How does the TurboGrafx-16 Splatterhouse compare to other home versions?
Splatterhouse received several home conversions from the 1988 arcade original. The TurboGrafx-16 version is widely considered the most faithful — it preserves the arcade's graphic content and character scale that other home ports couldn't reproduce. The PC Engine (Japanese TG16) version had some content censored; the Western TurboGrafx-16 version had a warning label but maintained the arcade content more completely. The NES (Famicom) received a different game rather than a direct port. The TG16 version's accuracy to the arcade was the primary reason for its recommendation over contemporaneous alternatives.
Is Splatterhouse available on modern platforms?
The original arcade Splatterhouse appeared in Namco Museum compilations. The TurboGrafx-16 version was available on Wii Virtual Console. A modern reboot, Splatterhouse (2010), was released for PS3 and Xbox 360, featuring Rick and the Terror Mask in a reimagined version with updated combat. The original TurboGrafx-16 and arcade versions are the most historically relevant versions. Original TurboGrafx-16 HuCards are available through retro game retailers.
What weapons can Rick use in Splatterhouse?

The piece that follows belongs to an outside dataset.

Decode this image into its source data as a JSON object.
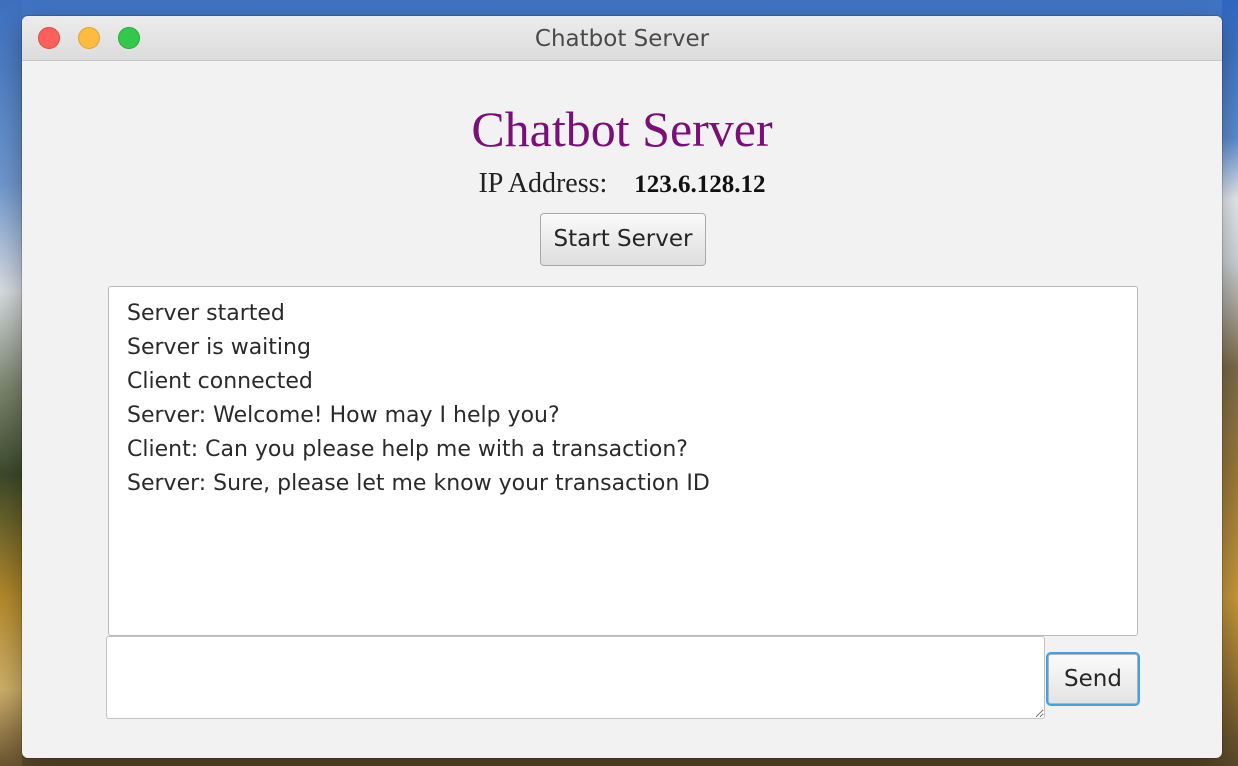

Splatterhouse's Rick fights with bare hands by default — his punch combo is powerful enough for most enemies. Found weapons dramatically increase offensive options. Wooden boards appear throughout the mansion and can be picked up for a longer-range swing attack. A cleaver appears in later stages for powerful close-range attacks. A shotgun appears in certain sections for ranged combat. 2x4 boards with nails increase the swing's damage. Weapons are limited — each has a finite number of uses — and Rick returns to bare-hand combat when they break or run out. Weapon management is relevant: conserving the shotgun for boss encounters versus using it on approaching enemy groups is a recurring decision.